The Dunton Plotlands was an area of small rural plots of land in Dunton Wayletts, southern Essex inhabited from the 1930s[1] to the 1980s.[2]
The 'plotlands' consisted of small plots of land sold in the first half of the 20th century to people who built weekend cottages, holiday bungalows or smallholdings there.[3] Many of the people building weekend cottages here would have come out from London.
With the outbreak of the Second World War, many weekenders moved out to their plots on a permanent basis, to escape the worst effects of the Blitz. This period saw the Dunton population at its highest.
After the Second World War, the new town of Basildon was created, encompassing the plotlands here and in the surrounding areas of Laindon and Pitsea. At the time, 25000 people lived in the whole area, often with unsurfaced roads and limited water supplies.
Dunton Plotlands is situated to the west of Laindon and the Langdon Hills, now on the edge of the Basildon district.

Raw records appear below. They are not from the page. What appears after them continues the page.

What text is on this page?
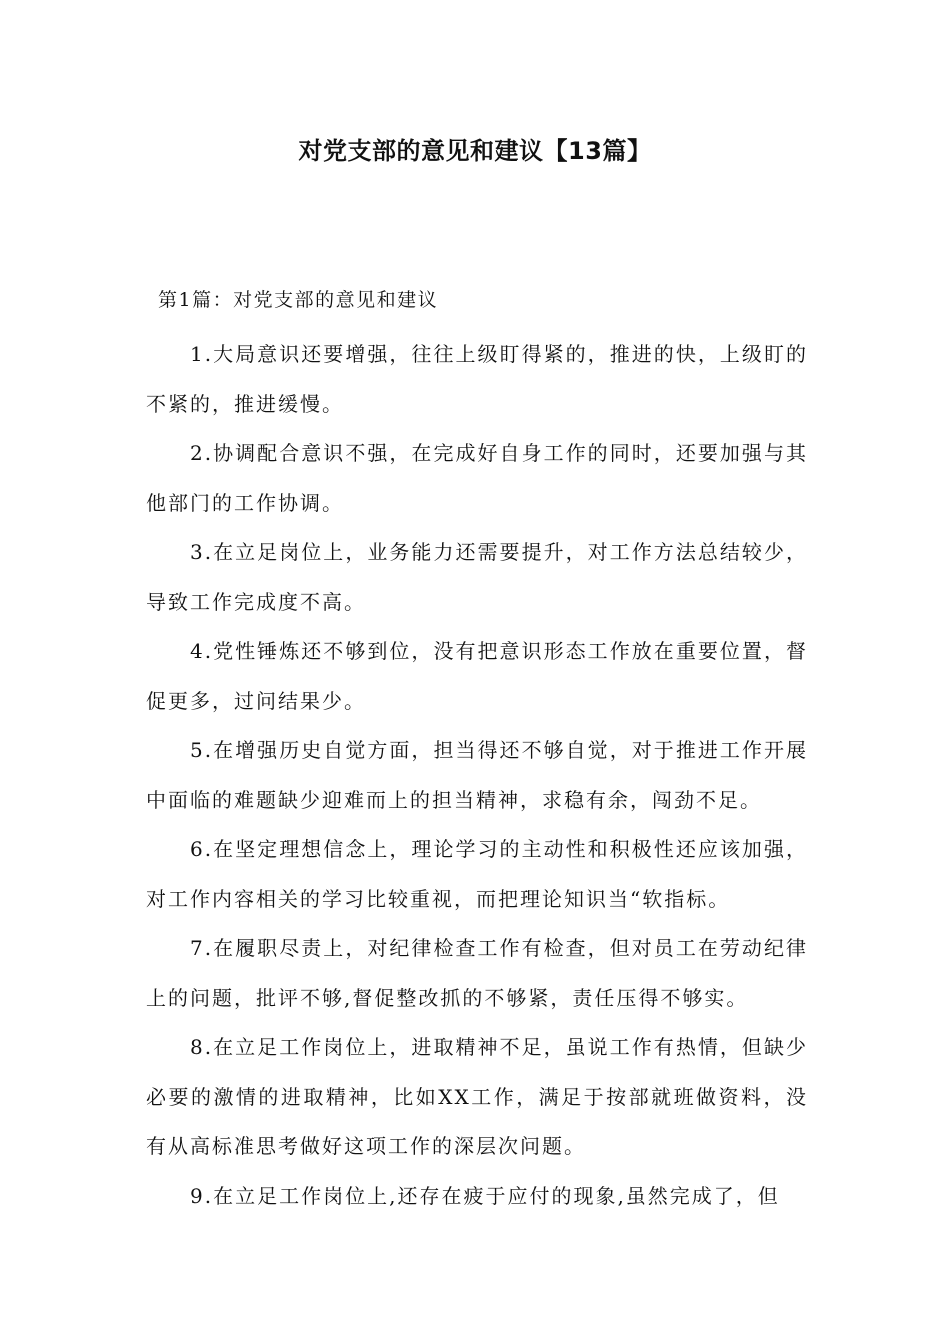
对党支部的意见和建议【13篇】

第1篇：对党支部的意见和建议

1.大局意识还要增强，往往上级盯得紧的，推进的快，上级盯的不紧的，推进缓慢。

2.协调配合意识不强，在完成好自身工作的同时，还要加强与其他部门的工作协调。

3.在立足岗位上，业务能力还需要提升，对工作方法总结较少，导致工作完成度不高。

4.党性锤炼还不够到位，没有把意识形态工作放在重要位置，督促更多，过问结果少。

5.在增强历史自觉方面，担当得还不够自觉，对于推进工作开展中面临的难题缺少迎难而上的担当精神，求稳有余，闯劲不足。

6.在坚定理想信念上，理论学习的主动性和积极性还应该加强，对工作内容相关的学习比较重视，而把理论知识当“软指标。

7.在履职尽责上，对纪律检查工作有检查，但对员工在劳动纪律上的问题，批评不够,督促整改抓的不够紧，责任压得不够实。

8.在立足工作岗位上，进取精神不足，虽说工作有热情，但缺少必要的激情的进取精神，比如XX工作，满足于按部就班做资料，没有从高标准思考做好这项工作的深层次问题。

9.在立足工作岗位上,还存在疲于应付的现象,虽然完成了，但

Today, Dunton Plotlands is part of the Essex Wildlife Trust's Langdon Nature Reserve. The Langdon Visitor Centre[4] [5] and the Haven Plotlands Museum, housed in a converted bungalow,[6] exhibit the natural and social history of the area. The Plotlands is still a wooded area where a small number of cottages, and some of the original grid of grass tracks remain. Visitors can look around a preserved bungalow. Many wildlife events are held throughout the year.